Portrait de chercheur ou chercheuse Article publié le 10 février 2022 , mis à jour le 10 février 2022

Enseignante-chercheuse à l’Institut de biologie intégrative de la cellule (I2BC – Univ. Paris-Saclay, CEA, CNRS) et directrice-adjointe Formation de la Graduate School Life, Science and Health de l’Université Paris-Saclay, Stéphanie Bury Moné s’est fait une spécialité de combiner diverses techniques de recherche, dont la génomique, pour révéler tous les talents cachés des bactéries du sol, capables de développer naturellement des antibiotiques. Car comprendre leur mécanisme de défense naturelle est un pas de plus vers la découverte et la maîtrise de nouveaux antibiotiques pour la médecine humaine. 

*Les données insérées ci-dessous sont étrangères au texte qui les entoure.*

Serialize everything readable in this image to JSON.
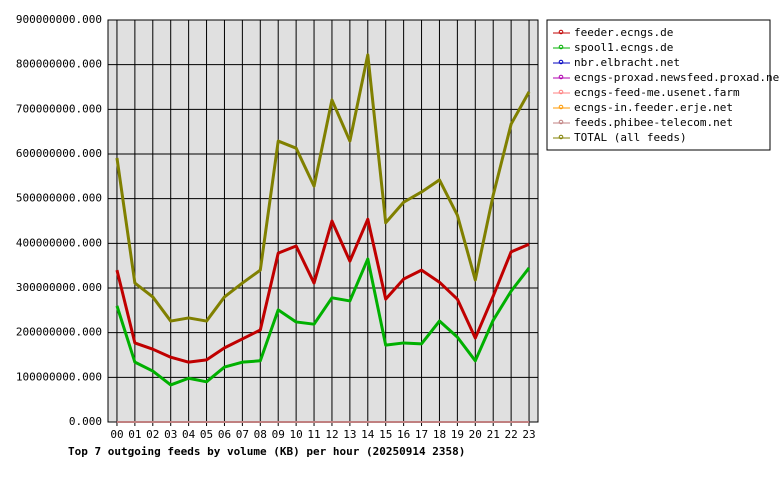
{
  "chart_data": {
    "type": "line",
    "title": "Top 7 outgoing feeds by volume (KB) per hour (20250914 2358)",
    "categories": [
      "00",
      "01",
      "02",
      "03",
      "04",
      "05",
      "06",
      "07",
      "08",
      "09",
      "10",
      "11",
      "12",
      "13",
      "14",
      "15",
      "16",
      "17",
      "18",
      "19",
      "20",
      "21",
      "22",
      "23"
    ],
    "ylim": [
      0,
      900000000
    ],
    "yticks": [
      {
        "value": 0,
        "label": "0.000"
      },
      {
        "value": 100000000,
        "label": "100000000.000"
      },
      {
        "value": 200000000,
        "label": "200000000.000"
      },
      {
        "value": 300000000,
        "label": "300000000.000"
      },
      {
        "value": 400000000,
        "label": "400000000.000"
      },
      {
        "value": 500000000,
        "label": "500000000.000"
      },
      {
        "value": 600000000,
        "label": "600000000.000"
      },
      {
        "value": 700000000,
        "label": "700000000.000"
      },
      {
        "value": 800000000,
        "label": "800000000.000"
      },
      {
        "value": 900000000,
        "label": "900000000.000"
      }
    ],
    "grid": true,
    "legend": "right",
    "series": [
      {
        "name": "feeder.ecngs.de",
        "color": "#c00000",
        "values": [
          340000000,
          177000000,
          163000000,
          145000000,
          134000000,
          139000000,
          166000000,
          186000000,
          206000000,
          378000000,
          394000000,
          311000000,
          450000000,
          360000000,
          454000000,
          275000000,
          320000000,
          340000000,
          313000000,
          275000000,
          188000000,
          282000000,
          381000000,
          398000000
        ]
      },
      {
        "name": "spool1.ecngs.de",
        "color": "#00b000",
        "values": [
          260000000,
          134000000,
          114000000,
          83000000,
          98000000,
          90000000,
          123000000,
          134000000,
          137000000,
          251000000,
          224000000,
          219000000,
          278000000,
          271000000,
          365000000,
          172000000,
          177000000,
          175000000,
          226000000,
          190000000,
          137000000,
          228000000,
          293000000,
          345000000
        ]
      },
      {
        "name": "nbr.elbracht.net",
        "color": "#0000c0",
        "values": [
          0,
          0,
          0,
          0,
          0,
          0,
          0,
          0,
          0,
          0,
          0,
          0,
          0,
          0,
          0,
          0,
          0,
          0,
          0,
          0,
          0,
          0,
          0,
          0
        ]
      },
      {
        "name": "ecngs-proxad.newsfeed.proxad.net",
        "color": "#b000b0",
        "values": [
          0,
          0,
          0,
          0,
          0,
          0,
          0,
          0,
          0,
          0,
          0,
          0,
          0,
          0,
          0,
          0,
          0,
          0,
          0,
          0,
          0,
          0,
          0,
          0
        ]
      },
      {
        "name": "ecngs-feed-me.usenet.farm",
        "color": "#ff8080",
        "values": [
          0,
          0,
          0,
          0,
          0,
          0,
          0,
          0,
          0,
          0,
          0,
          0,
          0,
          0,
          0,
          0,
          0,
          0,
          0,
          0,
          0,
          0,
          0,
          0
        ]
      },
      {
        "name": "ecngs-in.feeder.erje.net",
        "color": "#ff9900",
        "values": [
          0,
          0,
          0,
          0,
          0,
          0,
          0,
          0,
          0,
          0,
          0,
          0,
          0,
          0,
          0,
          0,
          0,
          0,
          0,
          0,
          0,
          0,
          0,
          0
        ]
      },
      {
        "name": "feeds.phibee-telecom.net",
        "color": "#c08080",
        "values": [
          0,
          0,
          0,
          0,
          0,
          0,
          0,
          0,
          0,
          0,
          0,
          0,
          0,
          0,
          0,
          0,
          0,
          0,
          0,
          0,
          0,
          0,
          0,
          0
        ]
      },
      {
        "name": "TOTAL (all feeds)",
        "color": "#808000",
        "values": [
          591000000,
          311000000,
          280000000,
          226000000,
          233000000,
          226000000,
          280000000,
          311000000,
          340000000,
          629000000,
          613000000,
          528000000,
          721000000,
          629000000,
          822000000,
          446000000,
          492000000,
          515000000,
          542000000,
          463000000,
          318000000,
          508000000,
          667000000,
          739000000
        ]
      }
    ]
  }
}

Issu de la fusion de plusieurs laboratoires du campus de l’Université Paris-Saclay, l’I2BC est l’une des plus importantes unités de recherches en biologie de l’Université. Sa spécialité est l’étude de la cellule et de ses interactions. Au sein du département des génomes, Stéphanie Bury Moné fait partie de l’équipe « Organisation et ségrégation du chromosome bactérien », dirigée par Frédéric Boccard. Elle étudie en particulier le génome des bactéries du genre Streptomyces : peu connues du grand public, ces bactéries prédominent pourtant dans le sol et peuvent apporter beaucoup à la médecine humaine. « Un tiers des antibiotiques utilisés en clinique provient de ces bactéries. Notre objectif est de révéler le potentiel naturel en biocomposants des micro-organismes qui les produisent pour se défendre et demeurer compétitifs. »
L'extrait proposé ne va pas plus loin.